Os caminhos da memória e da história são eminentemente tortuosos. Tempo adentro levam aos contextos mais distintos e às leituras mais diversificadas. Cada acontecimento é um fervilhar de expressões. O que tem nexo para uns pode não ter para outros, o que tem valor para uma época pode não ter em outra. O documentário sobre Simonal dá uma noção aberta do que se passou, sem pretensões conclusivas.
A conservação ou a transformação do jeito de olhar o que se passou está diretamente vinculada ao que se busca no futuro, quando este se torna presente. O documentário Simonal é uma peça educativa e deveria ser discutido como realidade brasileira e servir de fonte para estudos da condição humana. Não se trata de um fato isolado. Ele manifesta o perfil de uma geração de memória fantasista, que o fez o linchamento de um ídolo, sem direito ao teste da primeira pedra.
O documentário Simonal não é para ser visto em busca de verdades e de mentiras. A polêmica trajetória do cantor não se resume a isso. Não se trata de provar uma ou outra tese. O que vejo de grande importância em histórias assim é o poder que elas têm de mexer com os nossos sentimentos, a capacidade que apresentam de ensinar o que não se ensina, de ensinar intuição, empatia, antipatia, senso de justiça e de injustiça, tudo a um só tempo, desrracionalizando a nossa percepção.
Wilson Simonal, culpado ou não, foi deliberadamente eliminado da sua condição de pessoa. Uma condição que ele talvez nunca tenha tido a oportunidade de experimentar. Nem antes, nem depois da fama. Sua história é a história do sucesso, da fama e da seleção social. Por ser a história de uma eliminação insidiosa, tem raízes nas práticas correntes dos processos humanos mais extremados.
O filme abrange fatos sociais, políticos e culturais de largo significado, que oscilam entre a arrogância e a fragilidade dos vencedores. Simonal era um negro famoso, um pobre que encantava platéias, um alienado, uma analfabeto que fingia falar inglês tão bem que fez a diva do jazz estadunidense Sarah Vaughan (1924 – 1990) a misturar português em seu fraseado de bebop. Tudo isso o levou a ser açoitado no pelourinho da classe artística, política e intelectual que, embora mestiça e bem nascida, tinha uma alma branca que não o perdoava pelo sucesso.
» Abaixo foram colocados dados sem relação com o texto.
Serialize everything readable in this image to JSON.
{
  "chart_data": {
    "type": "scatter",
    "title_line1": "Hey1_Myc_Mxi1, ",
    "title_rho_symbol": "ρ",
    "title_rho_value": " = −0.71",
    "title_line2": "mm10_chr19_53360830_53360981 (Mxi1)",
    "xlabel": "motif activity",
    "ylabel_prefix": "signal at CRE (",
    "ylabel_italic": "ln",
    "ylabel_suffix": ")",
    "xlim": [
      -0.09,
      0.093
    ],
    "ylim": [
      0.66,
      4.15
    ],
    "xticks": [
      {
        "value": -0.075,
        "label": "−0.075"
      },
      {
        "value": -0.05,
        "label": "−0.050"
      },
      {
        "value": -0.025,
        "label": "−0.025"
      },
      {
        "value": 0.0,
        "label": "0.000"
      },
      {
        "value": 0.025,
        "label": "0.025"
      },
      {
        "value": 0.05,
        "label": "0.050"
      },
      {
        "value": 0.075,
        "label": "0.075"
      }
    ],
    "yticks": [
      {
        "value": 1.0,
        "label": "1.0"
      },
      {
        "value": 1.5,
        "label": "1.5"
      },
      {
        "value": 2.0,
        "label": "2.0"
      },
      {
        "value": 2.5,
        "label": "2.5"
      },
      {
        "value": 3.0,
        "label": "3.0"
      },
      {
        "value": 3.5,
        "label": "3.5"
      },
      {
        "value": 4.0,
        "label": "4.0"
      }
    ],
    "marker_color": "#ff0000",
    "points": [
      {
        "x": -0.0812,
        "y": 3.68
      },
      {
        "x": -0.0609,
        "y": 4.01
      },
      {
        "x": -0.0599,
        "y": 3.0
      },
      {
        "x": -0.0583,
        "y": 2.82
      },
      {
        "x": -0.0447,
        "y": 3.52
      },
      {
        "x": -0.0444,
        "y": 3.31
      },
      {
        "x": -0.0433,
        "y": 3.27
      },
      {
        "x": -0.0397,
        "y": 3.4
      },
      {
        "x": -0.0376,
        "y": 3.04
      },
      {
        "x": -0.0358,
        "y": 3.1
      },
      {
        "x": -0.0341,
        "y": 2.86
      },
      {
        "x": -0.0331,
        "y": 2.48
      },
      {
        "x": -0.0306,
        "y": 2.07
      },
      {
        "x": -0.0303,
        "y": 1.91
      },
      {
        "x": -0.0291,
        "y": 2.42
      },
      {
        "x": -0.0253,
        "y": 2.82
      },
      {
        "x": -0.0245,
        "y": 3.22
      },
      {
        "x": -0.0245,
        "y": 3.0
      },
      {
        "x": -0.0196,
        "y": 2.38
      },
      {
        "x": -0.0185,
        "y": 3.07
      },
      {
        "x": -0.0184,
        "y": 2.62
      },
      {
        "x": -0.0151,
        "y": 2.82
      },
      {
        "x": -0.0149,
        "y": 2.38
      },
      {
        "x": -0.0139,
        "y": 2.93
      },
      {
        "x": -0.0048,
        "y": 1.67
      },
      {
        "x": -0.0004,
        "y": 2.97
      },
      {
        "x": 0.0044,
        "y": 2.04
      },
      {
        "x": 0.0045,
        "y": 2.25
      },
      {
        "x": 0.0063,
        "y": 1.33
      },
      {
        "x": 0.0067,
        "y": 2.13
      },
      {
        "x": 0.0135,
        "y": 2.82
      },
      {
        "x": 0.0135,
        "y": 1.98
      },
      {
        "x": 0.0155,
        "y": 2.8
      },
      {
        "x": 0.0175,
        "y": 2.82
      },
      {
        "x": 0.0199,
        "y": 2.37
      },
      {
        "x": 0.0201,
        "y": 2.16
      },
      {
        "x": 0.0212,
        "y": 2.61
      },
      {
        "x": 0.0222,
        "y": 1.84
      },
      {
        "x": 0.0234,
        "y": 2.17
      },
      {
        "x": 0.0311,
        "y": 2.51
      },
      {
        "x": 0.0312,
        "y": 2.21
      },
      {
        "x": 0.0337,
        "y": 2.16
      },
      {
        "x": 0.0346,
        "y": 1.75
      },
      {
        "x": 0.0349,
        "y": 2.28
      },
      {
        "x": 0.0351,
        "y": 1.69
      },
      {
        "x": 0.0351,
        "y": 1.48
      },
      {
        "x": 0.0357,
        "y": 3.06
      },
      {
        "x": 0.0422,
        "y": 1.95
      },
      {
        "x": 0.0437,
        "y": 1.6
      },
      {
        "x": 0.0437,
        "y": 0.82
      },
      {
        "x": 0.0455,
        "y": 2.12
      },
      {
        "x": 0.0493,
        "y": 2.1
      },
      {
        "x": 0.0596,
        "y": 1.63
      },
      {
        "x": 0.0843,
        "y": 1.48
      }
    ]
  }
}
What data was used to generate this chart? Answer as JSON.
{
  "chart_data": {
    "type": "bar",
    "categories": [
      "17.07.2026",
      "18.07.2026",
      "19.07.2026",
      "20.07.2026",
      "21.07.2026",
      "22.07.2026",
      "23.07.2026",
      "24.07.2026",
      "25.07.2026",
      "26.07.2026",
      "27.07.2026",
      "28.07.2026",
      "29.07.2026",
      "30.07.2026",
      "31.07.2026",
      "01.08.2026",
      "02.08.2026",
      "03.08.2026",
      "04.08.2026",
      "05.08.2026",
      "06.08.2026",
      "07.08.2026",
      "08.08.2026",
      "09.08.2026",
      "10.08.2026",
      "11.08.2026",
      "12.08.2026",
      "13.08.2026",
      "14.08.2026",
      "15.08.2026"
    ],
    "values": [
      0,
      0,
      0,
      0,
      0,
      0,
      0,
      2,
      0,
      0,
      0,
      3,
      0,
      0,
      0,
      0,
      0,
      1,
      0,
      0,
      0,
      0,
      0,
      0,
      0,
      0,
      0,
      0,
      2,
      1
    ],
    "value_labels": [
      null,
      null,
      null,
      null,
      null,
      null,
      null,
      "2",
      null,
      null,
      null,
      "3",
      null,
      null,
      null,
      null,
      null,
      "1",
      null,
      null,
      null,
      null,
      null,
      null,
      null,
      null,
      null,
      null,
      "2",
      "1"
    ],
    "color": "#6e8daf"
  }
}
Ao ficar sem o próprio nome para zelar, Simonal experimentou o caso-limite da desonra por envenenamento das relações e pela abdicação forçada do seu espírito de celebridade. Derrotado abruptamente na seleção social, ele passou a viver recluso, o que certamente multiplicou o seu sofrimento e o levou a descarregar para dentro de si a hostilidade e o ranço da perseguição. É bom atentar que, em se tratando das contradições simonásticas, a maior perseguição que ele sofreu foi a da indiferença.